A obra do jornalista e escritor é, certamente, mais conhecida e louvada pela sua trajetória como biógrafo fundamental da Bossa Nova, de Nelson Rodrigues, do Mané Garrincha e, mais recentemente, de Carmen Miranda. Todos os livros citados, como escreveu certa feita o também jornalista e biógrafo Daniel Piza, mudaram a forma de se fazer biografias no Brasil. Entre outras características, Ruy Castro acrescentou àquele gênero a humanização da personagem retratada, retirando-a (o) de um pedestal e despindo da imagem que o senso comum costuma cristalizar de certas figuras. Ao mesmo tempo, o escritor deu ao texto um tratamento digno de nota em um país cujas letras são, cada vez mais, maltratadas pela imprensa. Por tudo isso, Ruy Castro é um biógrafo já consagrado. E o que se espera de autores consagrados? Que não assumam riscos. Pois foi exatamente isso que Ruy Castro fez em Era no tempo do rei — um romance da chegada da Corte. Nesse romance histórico, o escritor supera o biógrafo, muito embora as características deste estejam presentes na prosa daquele. Em síntese, temos o autor no auge da forma num livro saboroso que revisita de maneira cômica e divertida o período da chegada da Corte portuguesa em terras brasileiras há 200 anos.

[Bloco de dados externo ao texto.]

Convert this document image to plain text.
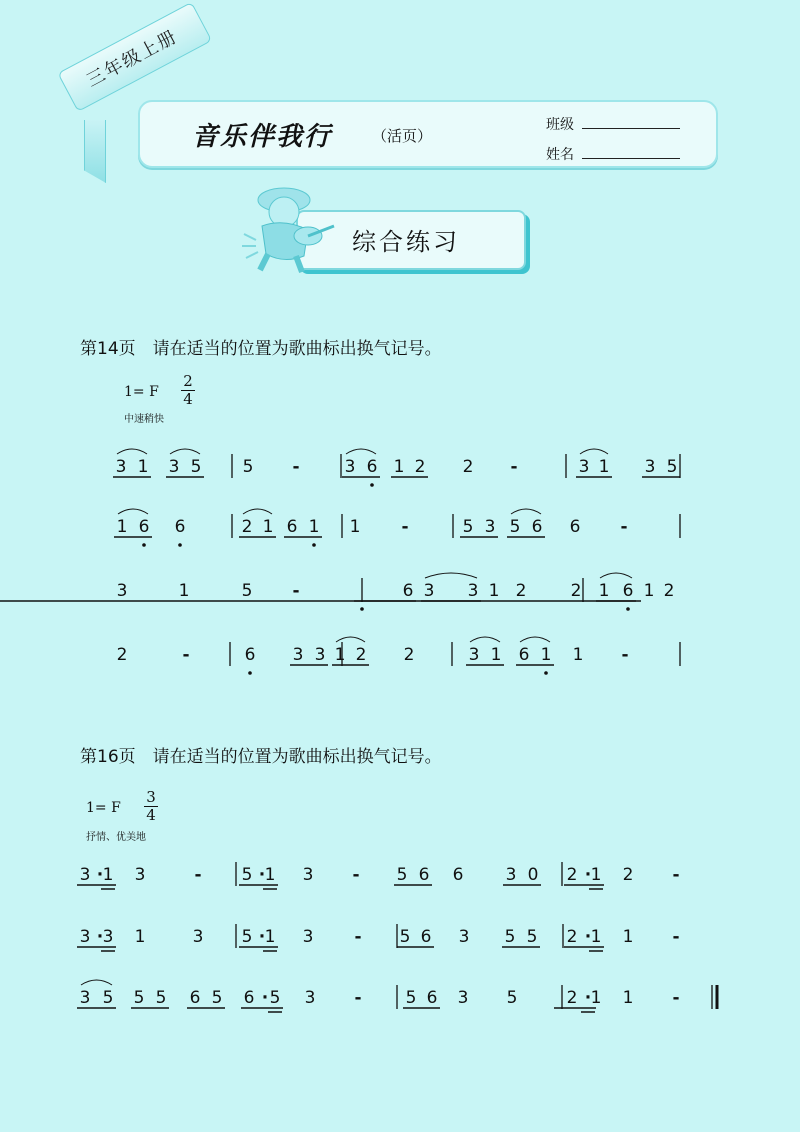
三年级上册
音乐伴我行	（活页）
班级
姓名
综合练习
第14页　请在适当的位置为歌曲标出换气记号。
1= F
2
4
中速稍快
第16页　请在适当的位置为歌曲标出换气记号。
1= F
3
4
抒情、优美地
3 1 3 5 5 -	3 6 1 2 2 -	3 1 3 5
1 6 6	2 1 6 1 1 -	5 3 5 6 6 -
3	1	5 -	6 3 3 1 2	2 1 6 1 2
2	-	6 3 3 1 2 2	3 1 6 1 1 -
3 · 1 3	- 5 · 1 3 - 5 6 6 3 0 2 · 1 2 -
3 · 3 1	3 5 · 1 3 - 5 6 3 5 5 2 · 1 1 -
3 5 5 5 6 5 6 · 5 3 -	5 6 3 5	2 · 1 1 -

A comemoração, aliás, já começou. Desde o fim do ano passado, colóquios, ensaios, teses têm, de certa forma, sacudido a agenda das efemérides oficiais de 2008. É correto afirmar, aliás, que o bicentenário da chegada de D. João VI no Brasil só foi superado pelos 500 anos do Descobrimento, que, certamente, poucos se lembrarão hoje. Entretanto, também é bom lembrar que naquela época, mais precisamente há oito anos, não houve um romance para comemorar os 500 anos, para além de uma ou outra produção audiovisual e das exposições nos museus do País. Agora, a agenda de comemoração inclui desde especial na televisão, exibido pela GloboNews, e um livro que narra os acontecimentos em detalhe, o best-seller 1808, do jornalista Laurentino Gomes. Produzidos ainda em 2007, muitos concluíram, não sem razão, que havia se chegado a um limite no que se refere aos lançamentos — posto que até as cartas de Carlota Joaquina já tinham sido publicadas. Era no tempo do rei “frustrou” essa expectativa ao trazer uma trama bastante curiosa tendo a história do Brasil como pano de fundo e como protagonistas Leonardo, diretamente das Memórias de um sargento de Milícias, de Manuel Antonio de Almeida, e D. Pedro I, o príncipe herdeiro do trono real.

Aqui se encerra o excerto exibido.